Whether the increased volumes would result in 3-day delivery to Santa Clarita addresses is not yet known.
Bakersfield would still have its own postmark for stamped first-class mail brought to a local post office in that city.
The Bakersfield Californian reported that City Councilman Russell Johnson was concerned about delays due to inclement weather.
“Bakersfield is not a small city,” he said. “If you move it to Santa Clarita and we have a bad snowstorm and it closes the Grapevine, you’re going to be delaying postal delivery even more.”
The proposed consolidation is part of a broader plan to cut expenses by $3 billion immediately and $20 billion by 2015 through the closure of 252 of the post office’s 487 processing facilities and the elimination of 35,000 of its 559,000 jobs.
Thanks to e-mail and competing letter and parcel delivery services, demand for USPS mail service peaked in 2006 and has declined since that time. Since 2006 the Post Office has eliminated 110,000 jobs through attrition and closed 186 processing facilities for a $12 billion annual savings.

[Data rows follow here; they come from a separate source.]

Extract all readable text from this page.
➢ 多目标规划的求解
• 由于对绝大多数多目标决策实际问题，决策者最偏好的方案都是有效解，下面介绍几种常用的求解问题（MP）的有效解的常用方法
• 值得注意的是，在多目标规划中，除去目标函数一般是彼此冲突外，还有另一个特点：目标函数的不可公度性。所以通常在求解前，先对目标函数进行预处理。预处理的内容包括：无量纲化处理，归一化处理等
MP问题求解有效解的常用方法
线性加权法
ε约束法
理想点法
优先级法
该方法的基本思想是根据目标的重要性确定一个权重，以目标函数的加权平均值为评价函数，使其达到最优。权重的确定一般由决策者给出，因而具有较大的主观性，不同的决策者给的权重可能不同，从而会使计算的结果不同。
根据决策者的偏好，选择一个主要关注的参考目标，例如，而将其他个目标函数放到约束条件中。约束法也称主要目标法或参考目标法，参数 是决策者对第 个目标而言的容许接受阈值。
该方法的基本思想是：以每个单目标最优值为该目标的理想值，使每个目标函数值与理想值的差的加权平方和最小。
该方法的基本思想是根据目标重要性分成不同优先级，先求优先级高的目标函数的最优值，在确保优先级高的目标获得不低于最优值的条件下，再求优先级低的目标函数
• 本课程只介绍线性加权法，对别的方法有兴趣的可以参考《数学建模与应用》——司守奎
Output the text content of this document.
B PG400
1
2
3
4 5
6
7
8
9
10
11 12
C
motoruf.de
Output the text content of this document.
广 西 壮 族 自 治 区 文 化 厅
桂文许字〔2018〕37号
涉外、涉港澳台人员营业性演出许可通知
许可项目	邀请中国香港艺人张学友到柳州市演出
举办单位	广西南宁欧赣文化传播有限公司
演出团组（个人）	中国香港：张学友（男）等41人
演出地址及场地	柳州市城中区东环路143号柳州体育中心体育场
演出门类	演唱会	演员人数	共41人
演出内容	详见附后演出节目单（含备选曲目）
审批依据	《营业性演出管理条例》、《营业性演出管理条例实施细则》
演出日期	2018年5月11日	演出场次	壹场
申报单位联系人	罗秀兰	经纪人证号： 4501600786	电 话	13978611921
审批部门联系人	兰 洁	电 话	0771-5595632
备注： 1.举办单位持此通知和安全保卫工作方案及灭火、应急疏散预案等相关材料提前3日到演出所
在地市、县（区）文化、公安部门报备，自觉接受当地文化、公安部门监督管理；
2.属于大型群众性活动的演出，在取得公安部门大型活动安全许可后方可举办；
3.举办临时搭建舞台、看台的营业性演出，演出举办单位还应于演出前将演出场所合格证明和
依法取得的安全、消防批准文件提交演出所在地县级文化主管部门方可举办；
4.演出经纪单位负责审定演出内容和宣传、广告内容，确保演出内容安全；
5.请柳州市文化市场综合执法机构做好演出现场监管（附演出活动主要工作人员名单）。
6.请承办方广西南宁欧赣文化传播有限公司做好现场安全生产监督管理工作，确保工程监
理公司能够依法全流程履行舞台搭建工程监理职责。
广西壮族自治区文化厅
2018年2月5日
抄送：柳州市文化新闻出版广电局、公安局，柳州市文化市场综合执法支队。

Of the 252 facilities currently targeted for closure, 15 are in California. They include Bakersfield, Burlingame, Eureka, Industry, Long Beach, Los Angeles, Modesto, Pasadena, two in Petaluma, Redding, San Bernardino, San Diego, Stockton and Van Nuys.
The Postal Service is accepting public comment on the possible closure until January 12. Comments on the plan should be sent to: Manager, Consumer and Industry Contact / Sierra Coastal District, 28201 Franklin Pkwy Room 210, Santa Clarita, CA 91383-9682.